Sebulan lalu, di depan kurang lebih seribu massa simpatisan, pemimpin salah satu partai berasas Islam berkampanye sambil membagi-bagikan rupiah dengan syarat mampu menjawab tiga pertanyaan kuis: doa hendak tidur, makan, dan masuk kamar mandi.
Di negeri tetangga, seorang pemimpin partai Islam bahkan berseru lantang, “Pilih partai kami niscaya masuk surga!” Mendengar itu, seorang mantan penguasa dari partai yang berbeda gusar dan balik bertanya, “Jika itu benar, saya bertanya, kapan ia pergi ke surga dan melihat orang-orang yang memilih berada di sana?”
Di sini sebagian orang pun gusar. “Ini politisasi agama, menjual Islam demi kepentingan politik kekuasaan!” protes mereka. Yang lain berkomentar sebaliknya, “Itu bukan politisasi agama, apalagi memperjualbelikannya. Itu ekspresi umat yang yakin bahwa Islam adalah agama dan negara.”

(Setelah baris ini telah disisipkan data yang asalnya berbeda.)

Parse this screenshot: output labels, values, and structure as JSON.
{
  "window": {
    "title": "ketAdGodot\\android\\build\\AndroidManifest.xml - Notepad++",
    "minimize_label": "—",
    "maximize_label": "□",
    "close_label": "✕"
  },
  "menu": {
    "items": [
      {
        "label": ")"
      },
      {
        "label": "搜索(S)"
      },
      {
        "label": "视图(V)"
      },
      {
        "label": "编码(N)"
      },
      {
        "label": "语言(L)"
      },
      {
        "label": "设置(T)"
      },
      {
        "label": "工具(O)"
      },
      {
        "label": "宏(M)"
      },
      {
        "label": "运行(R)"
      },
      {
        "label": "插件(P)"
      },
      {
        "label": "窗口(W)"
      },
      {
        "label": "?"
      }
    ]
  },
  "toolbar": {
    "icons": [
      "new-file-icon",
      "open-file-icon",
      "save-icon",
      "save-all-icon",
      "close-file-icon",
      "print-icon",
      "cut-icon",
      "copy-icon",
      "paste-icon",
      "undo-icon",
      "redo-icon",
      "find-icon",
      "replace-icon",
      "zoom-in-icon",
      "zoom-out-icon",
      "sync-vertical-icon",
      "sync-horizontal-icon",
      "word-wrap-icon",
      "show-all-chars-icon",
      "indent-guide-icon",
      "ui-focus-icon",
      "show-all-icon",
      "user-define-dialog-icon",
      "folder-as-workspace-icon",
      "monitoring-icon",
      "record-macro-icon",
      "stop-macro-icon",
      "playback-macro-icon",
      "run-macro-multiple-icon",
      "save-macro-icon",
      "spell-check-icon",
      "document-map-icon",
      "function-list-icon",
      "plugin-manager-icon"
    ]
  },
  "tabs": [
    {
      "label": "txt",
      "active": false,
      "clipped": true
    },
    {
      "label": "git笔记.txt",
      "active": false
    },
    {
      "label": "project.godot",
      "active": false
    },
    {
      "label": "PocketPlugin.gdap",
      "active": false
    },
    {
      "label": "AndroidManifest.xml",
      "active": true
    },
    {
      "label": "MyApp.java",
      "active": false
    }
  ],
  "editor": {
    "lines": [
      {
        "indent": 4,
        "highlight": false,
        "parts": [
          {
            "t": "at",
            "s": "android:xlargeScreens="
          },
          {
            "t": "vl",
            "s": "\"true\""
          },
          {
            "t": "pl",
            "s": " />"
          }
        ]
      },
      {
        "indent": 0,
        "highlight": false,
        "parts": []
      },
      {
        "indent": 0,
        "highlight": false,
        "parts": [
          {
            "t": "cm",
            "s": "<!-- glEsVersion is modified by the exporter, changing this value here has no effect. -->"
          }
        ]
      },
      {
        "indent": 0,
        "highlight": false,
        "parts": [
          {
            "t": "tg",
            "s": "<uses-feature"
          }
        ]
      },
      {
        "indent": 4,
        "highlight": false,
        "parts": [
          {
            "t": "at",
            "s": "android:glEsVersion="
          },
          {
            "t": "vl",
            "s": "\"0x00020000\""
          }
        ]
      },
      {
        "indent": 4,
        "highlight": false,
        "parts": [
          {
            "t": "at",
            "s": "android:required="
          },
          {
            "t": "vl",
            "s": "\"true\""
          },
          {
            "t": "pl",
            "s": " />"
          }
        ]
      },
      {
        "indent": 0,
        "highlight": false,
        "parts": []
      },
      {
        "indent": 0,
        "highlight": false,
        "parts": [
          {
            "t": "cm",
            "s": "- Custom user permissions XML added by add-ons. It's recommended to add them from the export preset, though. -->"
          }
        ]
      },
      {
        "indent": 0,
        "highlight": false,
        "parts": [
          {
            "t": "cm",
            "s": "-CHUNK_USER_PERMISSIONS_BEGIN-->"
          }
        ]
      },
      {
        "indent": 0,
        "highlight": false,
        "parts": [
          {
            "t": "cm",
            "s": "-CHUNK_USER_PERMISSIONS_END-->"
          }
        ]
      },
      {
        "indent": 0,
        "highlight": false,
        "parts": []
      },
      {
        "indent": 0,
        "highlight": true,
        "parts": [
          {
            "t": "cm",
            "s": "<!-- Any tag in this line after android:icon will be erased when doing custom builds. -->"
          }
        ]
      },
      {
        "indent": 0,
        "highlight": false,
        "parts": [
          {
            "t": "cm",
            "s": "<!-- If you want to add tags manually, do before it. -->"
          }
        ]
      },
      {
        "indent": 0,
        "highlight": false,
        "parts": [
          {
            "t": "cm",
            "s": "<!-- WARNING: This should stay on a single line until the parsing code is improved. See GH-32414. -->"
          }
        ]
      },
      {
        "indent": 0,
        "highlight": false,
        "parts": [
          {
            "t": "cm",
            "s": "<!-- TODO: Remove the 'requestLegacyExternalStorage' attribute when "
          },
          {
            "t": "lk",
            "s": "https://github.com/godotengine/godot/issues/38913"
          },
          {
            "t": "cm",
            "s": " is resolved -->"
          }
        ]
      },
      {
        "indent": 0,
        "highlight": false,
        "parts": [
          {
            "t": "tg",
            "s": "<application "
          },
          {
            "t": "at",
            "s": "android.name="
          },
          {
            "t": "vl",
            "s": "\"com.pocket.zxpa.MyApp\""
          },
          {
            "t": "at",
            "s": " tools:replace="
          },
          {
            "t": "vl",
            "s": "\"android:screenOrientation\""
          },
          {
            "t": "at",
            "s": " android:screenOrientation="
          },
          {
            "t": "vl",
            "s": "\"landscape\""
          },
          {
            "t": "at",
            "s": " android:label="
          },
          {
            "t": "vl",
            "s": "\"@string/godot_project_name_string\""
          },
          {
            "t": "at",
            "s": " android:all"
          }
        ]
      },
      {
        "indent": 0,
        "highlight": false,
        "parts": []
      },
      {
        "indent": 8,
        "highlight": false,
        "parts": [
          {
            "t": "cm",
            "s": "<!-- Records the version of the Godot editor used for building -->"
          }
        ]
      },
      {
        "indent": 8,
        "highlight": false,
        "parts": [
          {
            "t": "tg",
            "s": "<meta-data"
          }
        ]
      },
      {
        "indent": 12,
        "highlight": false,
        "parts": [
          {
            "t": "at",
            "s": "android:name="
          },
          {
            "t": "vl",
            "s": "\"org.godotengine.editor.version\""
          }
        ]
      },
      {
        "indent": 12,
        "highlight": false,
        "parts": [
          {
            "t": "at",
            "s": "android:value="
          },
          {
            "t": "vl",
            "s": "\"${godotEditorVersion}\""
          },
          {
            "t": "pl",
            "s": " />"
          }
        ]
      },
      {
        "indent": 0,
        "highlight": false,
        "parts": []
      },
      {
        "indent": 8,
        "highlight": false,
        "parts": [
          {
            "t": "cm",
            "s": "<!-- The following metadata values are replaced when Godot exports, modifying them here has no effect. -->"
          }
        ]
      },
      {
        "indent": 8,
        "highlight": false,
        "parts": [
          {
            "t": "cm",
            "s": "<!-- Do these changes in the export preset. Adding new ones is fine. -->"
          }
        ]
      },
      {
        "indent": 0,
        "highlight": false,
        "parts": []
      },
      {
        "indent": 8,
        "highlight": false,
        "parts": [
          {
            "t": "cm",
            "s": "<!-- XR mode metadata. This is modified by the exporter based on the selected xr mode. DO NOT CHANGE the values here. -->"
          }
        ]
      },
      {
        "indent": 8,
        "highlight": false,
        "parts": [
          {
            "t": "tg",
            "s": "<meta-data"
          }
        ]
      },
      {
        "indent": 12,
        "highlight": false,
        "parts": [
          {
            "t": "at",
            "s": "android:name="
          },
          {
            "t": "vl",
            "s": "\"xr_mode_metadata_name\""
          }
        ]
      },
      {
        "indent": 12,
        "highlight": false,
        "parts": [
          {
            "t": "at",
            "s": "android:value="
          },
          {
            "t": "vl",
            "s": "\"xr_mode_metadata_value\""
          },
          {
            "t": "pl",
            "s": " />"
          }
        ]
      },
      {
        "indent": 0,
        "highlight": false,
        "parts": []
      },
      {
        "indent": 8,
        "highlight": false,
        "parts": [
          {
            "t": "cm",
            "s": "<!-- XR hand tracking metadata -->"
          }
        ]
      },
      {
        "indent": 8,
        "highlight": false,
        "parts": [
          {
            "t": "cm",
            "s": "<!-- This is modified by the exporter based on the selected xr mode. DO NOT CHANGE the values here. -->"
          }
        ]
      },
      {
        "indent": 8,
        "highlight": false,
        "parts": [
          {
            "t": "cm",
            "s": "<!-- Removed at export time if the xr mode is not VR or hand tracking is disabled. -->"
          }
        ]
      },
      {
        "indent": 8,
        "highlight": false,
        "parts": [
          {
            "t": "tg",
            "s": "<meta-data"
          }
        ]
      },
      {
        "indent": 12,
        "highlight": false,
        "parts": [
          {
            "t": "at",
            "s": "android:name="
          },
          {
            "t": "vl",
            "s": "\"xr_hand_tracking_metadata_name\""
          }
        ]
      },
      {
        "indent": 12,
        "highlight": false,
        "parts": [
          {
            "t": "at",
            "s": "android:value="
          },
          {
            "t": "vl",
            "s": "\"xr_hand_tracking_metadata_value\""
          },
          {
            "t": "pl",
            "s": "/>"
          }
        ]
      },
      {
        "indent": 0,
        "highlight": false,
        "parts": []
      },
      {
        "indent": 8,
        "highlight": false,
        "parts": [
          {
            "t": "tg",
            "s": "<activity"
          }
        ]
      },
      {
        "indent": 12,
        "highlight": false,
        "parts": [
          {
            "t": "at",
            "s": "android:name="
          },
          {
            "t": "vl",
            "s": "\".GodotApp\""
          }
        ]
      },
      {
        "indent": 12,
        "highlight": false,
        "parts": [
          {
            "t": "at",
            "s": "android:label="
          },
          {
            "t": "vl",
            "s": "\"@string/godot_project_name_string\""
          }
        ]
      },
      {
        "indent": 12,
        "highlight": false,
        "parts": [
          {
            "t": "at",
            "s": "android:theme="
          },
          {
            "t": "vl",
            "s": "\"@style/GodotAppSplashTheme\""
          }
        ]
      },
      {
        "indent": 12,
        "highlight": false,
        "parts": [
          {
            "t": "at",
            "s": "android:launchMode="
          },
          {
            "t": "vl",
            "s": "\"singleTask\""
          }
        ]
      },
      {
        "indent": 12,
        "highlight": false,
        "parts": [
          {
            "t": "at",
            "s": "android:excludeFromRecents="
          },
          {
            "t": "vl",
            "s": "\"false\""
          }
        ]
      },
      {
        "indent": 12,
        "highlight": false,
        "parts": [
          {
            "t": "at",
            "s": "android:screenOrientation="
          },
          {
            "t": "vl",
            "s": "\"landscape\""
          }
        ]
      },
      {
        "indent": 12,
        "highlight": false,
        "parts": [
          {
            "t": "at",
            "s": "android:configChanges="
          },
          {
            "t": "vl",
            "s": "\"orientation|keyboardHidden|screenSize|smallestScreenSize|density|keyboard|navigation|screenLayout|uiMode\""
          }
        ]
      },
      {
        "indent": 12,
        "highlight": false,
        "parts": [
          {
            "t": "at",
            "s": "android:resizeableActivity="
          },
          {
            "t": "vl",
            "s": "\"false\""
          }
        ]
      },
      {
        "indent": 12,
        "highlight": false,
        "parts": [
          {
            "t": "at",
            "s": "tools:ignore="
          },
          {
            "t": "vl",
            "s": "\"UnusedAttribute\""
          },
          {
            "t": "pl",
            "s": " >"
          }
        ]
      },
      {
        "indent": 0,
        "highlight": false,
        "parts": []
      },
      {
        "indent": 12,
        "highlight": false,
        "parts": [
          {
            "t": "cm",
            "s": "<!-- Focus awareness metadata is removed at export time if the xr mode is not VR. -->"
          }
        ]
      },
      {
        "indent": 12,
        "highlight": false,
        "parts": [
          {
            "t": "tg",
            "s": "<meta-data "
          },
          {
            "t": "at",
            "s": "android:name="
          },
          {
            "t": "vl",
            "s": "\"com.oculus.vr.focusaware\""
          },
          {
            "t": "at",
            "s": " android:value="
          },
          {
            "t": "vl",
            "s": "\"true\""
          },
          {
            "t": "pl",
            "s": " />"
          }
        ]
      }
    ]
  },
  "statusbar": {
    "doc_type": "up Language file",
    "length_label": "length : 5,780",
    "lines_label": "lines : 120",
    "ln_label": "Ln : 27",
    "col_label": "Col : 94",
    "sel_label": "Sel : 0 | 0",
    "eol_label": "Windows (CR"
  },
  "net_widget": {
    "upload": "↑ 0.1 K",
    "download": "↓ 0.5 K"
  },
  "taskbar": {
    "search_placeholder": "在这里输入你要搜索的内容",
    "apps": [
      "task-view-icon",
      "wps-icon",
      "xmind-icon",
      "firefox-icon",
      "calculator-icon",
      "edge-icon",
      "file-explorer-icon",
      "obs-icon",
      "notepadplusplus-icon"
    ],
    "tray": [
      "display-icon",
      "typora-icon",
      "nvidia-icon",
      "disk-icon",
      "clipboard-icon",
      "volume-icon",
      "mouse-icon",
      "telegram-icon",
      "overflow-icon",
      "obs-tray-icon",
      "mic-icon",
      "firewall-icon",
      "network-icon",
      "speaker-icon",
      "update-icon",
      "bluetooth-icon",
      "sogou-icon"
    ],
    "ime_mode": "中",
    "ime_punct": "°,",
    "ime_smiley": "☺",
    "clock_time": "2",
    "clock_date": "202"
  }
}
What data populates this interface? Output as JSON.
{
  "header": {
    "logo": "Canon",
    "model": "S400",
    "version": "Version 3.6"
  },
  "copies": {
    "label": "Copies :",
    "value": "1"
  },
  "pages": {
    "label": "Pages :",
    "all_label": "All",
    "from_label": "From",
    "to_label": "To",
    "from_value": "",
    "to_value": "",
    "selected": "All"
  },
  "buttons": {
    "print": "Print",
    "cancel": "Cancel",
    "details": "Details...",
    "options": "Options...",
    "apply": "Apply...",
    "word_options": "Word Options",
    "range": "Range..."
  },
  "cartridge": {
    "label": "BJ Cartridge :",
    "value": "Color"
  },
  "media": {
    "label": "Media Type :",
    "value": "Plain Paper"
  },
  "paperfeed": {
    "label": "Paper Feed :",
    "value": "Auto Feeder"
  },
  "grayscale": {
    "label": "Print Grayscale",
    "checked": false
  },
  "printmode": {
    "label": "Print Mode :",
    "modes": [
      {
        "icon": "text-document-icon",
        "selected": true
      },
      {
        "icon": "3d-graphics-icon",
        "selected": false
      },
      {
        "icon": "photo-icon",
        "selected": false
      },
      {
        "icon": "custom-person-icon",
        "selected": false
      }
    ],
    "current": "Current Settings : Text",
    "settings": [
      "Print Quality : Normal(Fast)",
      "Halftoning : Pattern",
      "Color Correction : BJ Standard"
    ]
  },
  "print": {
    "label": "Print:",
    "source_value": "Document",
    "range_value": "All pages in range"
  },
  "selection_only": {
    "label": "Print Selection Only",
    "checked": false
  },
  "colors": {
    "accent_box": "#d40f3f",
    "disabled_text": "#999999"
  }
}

Saya mungkin termasuk orang yang gusar. Gusar, justru untuk bertanya, apa benar Islam tak boleh diperjualbelikan untuk kepentingan tertentu? Sebagian kita mungkin yakin, apapun alasannya, jual beli agama haram. Landasannya jelas, lâ tasytarû biâyâtî tsamanan qalîla, jangan memperjualbelikan ayat-ayat Tuhan dengan harga yang murah (al-Baqarah [2]: 41).
Saya belum merasa sampai pada kesimpulan itu: Islam tak boleh diperjualbelikan. Saya memahaminya hanya sebagai batasan moral-etis al-Quran untuk tak menjadikan Islam seolah barang murahan (tsaman qalîl), termasuk memanfaatkannya demi sesuatu yang pragmatis, berjangka pendek, bertentangan dengan prinsip etis kemanusiaan, dan merusak kemaslahatan hidup manusia.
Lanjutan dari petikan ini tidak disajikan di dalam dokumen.